Because the USA and Europe are both part of international copyright agreements.

not to mention the fact that a lawyer in EU with knowledge of this for US market would be even more expensive.

You can hire a USA lawyer living in the USA, and communicate via email...
Or you can hire a UK lawyer who specializes in copyright law in general.

You are overly cautious,

No, you're just not wanting to hear what you don't want to hear.

You might not get caught. But you are still doing something that, if you do get caught, can bite you.

It's like speeding on a highway - you might not get a speeding ticket, or you might get a speeding ticket. Whether you fined by the police or not, you still shouldn't have been speeding.

We're giving you the overly cautious response, because laws are overly complex. If you want to know in your very very specific case, whether a very very specific usage is acceptable, then you'd either need to do detailed research yourself (IGNORING what other drivers may have been speeding on the highway, and IGNORING what random people say on blogs. You have to do legal research by reading the actual laws), or else ask a lawyer who can do that research for you much faster and quicker and more thoroughly, by knowing where to look and what to look for and how to read the jargon.

Or you can design your own buildings, and design your own organizations. Your players' probably won't mind, and would probably applaud you for being creative, instead of using the same organizations that everyone else uses.
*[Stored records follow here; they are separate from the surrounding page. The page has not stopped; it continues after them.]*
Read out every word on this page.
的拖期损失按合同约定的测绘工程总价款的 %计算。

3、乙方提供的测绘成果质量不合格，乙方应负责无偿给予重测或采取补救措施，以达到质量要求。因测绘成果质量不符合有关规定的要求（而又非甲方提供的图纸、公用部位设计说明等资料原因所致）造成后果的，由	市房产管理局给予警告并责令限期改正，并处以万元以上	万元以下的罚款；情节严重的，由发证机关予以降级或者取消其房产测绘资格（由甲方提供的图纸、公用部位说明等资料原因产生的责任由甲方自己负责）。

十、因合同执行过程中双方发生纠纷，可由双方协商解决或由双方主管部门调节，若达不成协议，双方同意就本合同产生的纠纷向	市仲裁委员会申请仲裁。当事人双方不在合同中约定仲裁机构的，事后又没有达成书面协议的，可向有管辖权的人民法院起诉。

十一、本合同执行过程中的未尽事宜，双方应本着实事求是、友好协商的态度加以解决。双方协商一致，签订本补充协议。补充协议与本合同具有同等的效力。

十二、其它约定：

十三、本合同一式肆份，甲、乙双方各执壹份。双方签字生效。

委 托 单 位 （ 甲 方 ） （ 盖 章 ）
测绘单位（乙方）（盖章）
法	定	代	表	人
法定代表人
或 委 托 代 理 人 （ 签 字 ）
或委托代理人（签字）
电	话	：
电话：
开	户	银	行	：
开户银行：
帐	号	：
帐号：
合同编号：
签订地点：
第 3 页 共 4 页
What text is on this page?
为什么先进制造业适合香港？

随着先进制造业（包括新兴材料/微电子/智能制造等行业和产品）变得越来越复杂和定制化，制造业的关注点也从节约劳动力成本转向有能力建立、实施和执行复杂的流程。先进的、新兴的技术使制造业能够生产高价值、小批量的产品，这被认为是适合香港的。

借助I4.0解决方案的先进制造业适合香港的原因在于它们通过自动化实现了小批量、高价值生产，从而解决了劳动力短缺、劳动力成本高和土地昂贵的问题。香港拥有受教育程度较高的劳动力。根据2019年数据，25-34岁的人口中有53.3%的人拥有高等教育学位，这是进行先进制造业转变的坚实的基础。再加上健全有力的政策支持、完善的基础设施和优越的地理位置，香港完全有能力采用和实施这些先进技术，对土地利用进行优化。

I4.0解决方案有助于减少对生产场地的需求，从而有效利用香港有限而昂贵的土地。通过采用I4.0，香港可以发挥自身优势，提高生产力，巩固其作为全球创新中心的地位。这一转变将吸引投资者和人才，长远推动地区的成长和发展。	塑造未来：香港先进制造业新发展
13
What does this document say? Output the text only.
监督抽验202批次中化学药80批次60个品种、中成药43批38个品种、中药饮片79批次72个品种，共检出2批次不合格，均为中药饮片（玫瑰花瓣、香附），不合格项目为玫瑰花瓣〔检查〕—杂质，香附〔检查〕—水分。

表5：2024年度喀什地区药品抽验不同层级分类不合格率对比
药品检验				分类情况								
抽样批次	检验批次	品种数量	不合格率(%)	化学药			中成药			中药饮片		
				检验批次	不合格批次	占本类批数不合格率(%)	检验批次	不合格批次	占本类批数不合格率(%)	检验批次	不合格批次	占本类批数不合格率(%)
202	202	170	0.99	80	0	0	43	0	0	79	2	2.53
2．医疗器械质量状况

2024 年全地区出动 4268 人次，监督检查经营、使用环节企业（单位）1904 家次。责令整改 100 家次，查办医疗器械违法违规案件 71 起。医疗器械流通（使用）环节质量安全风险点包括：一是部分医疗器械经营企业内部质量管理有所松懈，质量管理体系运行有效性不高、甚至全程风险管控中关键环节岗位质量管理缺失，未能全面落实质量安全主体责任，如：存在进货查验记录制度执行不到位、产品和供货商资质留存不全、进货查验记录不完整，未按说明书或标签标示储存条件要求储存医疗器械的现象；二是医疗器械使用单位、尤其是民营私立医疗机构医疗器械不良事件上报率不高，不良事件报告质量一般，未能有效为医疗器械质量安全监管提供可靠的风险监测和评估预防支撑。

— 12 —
There are probably ways for you to use the buildings and logos and such that you want. You'll have to follow certain procedures. We don't know those procedures. A lawyer would know, or would know how to research them. Or you can research them.

If you want to use those buildings and logos and don't want to do real research, and don't want to hire a lawyer, then you are taking a risk. If you don't want to take a risk, and don't want to do real research, and don't want to pay for a lawyer, then you should to create your own stuff from scratch.

It's all about tradeoffs. The closer you want to make your work resemble someone else's, the more you are taking a risk. The closer you want to tiptoe up to legal technicalities, the more you need to pay a lawyer. The less research you want to do, the more you need to pay a lawyer.

You have to decide how much risk you are willing to take, how much lawyer-time you should pay for, how much research you need to do.

If we pretend the real world doesn't exist, and just do business mindlessly, it'd be like driving a sports car at 180 km/h down a highway with headphones in your ears blaring music, and not noticing the road police sitting by the side of the road watching.

You can't assume that just because [insert movie/game/TV show] used it, it's okay for you to use it. Maybe they just never were caught. Or maybe their lawyers walked them through a list of what they are and are not allowed to do. Or maybe they came to an agreement with [whoever owns whatever they used].

USA.gov/copyright
Usage of the FBI logo, the FBI name, and the FBI initials
(if you read these, be careful not to just accept the parts that agree with you, and ignore the parts you don't want to hear)

If copyright is too much a hassle or nuisance to bother with, just create your own ideas (federal agencies and building architectures) from scratch.

[I am not a lawyer. If you want better advice, you should to talk to one wink.png]


You can't assume that just because [insert movie/game/TV show] used it, it's okay for you to use it. Maybe they just never were caught.

It's like your mum probably always said when you were a kid: "If your friend jumped off a cliff, would you do it too?"

In the real world, it pays to be overly cautious.

ok guys thanks for replies, keep them comming, will read them tommorow :-).